Since they drive on the left-hand side of the road, things in the car were in the wrong place. The wheel was on the RIGHT side of the car. The stick shift was on my LEFT. Fortunately, the gas pedals and such were all in the same order so I wasn't going to accidentally step on the accelerator instead of braking. Even the turn signal was now on my left instead of my right...that meant I was often making lane change signals using the windshield wipers.
After the first few moments of driving, I did succeed in calming down enough to follow the person helping me get the car back to my apartment. We were going straight and this was good. We traveled a few more kilometers and I started to feel as if I was getting the hang of things.
Without warning, my leader entered another lane and made what I had been dreading...the Right Turn. Trust me when I say there is nothing scarier...save the time a nurse named Candy strapped me down to give me a Barium enema (a story in and of itself).
I wanted to make that right turn. I really did. My mind kept sending the command to go right. My hands were gripped in the "right turn" position. Even the turn signal was telling everyone behind me that I was going to turn right. BUT, my body just would not complete the desired action. I found myself feverishly continuing along my merry straight way.

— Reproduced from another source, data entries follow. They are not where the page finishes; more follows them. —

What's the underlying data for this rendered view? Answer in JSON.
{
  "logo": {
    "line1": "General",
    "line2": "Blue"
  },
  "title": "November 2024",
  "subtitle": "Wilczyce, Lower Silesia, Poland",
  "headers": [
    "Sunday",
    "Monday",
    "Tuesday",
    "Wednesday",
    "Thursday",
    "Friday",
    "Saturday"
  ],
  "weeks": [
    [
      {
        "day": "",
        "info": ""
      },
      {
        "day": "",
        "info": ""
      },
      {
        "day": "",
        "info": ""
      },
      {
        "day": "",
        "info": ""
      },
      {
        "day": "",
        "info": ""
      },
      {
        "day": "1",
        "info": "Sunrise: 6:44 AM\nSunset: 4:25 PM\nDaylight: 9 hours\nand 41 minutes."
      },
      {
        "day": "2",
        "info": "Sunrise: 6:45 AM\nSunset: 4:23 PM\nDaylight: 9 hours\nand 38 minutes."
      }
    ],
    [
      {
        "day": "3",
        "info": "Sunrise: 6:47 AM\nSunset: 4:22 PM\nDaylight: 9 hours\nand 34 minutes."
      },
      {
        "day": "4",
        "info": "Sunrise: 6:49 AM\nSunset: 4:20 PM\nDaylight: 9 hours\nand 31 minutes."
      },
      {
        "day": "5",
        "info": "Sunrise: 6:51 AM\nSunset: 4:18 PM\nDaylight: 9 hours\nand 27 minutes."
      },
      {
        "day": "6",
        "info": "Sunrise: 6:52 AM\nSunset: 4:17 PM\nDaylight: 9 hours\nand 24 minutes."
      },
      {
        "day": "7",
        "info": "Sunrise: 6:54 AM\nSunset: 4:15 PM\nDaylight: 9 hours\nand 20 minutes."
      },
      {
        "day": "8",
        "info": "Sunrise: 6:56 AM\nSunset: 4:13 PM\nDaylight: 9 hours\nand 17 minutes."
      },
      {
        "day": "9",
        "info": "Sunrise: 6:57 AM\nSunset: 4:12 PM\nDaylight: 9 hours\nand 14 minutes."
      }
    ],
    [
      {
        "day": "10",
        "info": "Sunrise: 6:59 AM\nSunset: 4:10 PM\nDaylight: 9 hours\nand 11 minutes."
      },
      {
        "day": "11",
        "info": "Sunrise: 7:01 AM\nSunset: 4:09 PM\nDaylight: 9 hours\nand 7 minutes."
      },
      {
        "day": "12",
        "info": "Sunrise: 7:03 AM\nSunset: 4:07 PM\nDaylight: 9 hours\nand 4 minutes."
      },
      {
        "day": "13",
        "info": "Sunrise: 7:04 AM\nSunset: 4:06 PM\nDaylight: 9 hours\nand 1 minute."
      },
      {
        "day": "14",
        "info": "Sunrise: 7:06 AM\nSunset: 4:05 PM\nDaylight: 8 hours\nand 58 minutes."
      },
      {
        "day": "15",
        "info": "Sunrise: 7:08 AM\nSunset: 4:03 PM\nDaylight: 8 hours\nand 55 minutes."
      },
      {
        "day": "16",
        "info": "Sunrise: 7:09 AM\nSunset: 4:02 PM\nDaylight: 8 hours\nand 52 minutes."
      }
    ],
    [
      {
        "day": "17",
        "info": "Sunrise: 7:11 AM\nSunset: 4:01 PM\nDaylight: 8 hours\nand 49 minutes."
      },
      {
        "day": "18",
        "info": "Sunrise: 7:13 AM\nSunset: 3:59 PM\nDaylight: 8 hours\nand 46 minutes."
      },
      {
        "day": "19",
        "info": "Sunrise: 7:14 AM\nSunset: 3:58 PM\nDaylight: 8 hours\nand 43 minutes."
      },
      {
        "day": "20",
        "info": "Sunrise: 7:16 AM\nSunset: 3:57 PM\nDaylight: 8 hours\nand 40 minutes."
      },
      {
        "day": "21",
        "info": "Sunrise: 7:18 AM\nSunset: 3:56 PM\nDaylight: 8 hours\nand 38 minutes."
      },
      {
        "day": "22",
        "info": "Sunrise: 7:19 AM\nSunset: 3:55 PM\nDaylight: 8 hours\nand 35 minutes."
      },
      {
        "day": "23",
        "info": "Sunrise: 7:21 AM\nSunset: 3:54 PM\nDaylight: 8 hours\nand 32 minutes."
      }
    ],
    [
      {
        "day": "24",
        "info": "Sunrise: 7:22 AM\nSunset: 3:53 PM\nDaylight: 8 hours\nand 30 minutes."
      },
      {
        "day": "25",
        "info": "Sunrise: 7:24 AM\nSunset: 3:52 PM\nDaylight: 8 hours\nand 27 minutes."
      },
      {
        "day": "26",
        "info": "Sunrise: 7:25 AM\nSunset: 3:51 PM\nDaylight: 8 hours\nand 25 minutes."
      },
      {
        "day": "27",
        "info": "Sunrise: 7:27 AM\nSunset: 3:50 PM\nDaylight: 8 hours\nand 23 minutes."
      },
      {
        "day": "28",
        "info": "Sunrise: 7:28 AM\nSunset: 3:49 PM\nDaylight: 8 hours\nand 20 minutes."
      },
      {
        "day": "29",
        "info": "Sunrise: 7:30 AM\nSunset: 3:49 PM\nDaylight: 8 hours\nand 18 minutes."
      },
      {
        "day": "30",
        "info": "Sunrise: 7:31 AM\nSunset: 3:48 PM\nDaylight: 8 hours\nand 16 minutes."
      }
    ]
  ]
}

I lost my guide. I lost my nerve. I lost my lunch. I was doing exactly what my father had many times told me to do.
I was getting lost.
My mind raced to find a solution and amazingly, I remembered my old, high school geometry. If I made enough left-hand turns, I would be going right!
Heheh...I was a genius.
Of course, this DID make my trip go a bit longer but at least I avoided any major head-on or side-on collisions.
Since then, I have become quite adept at making those turns, both right AND left and am able to get just about anyplace my heart desires.
But don't tell anyone...
I still take the bicycle.
8/27/2006 2:38 am
you got a car named 'Vicky'? And you drive it? During the day?|
Bet you didn't tell all your friends back home, did you?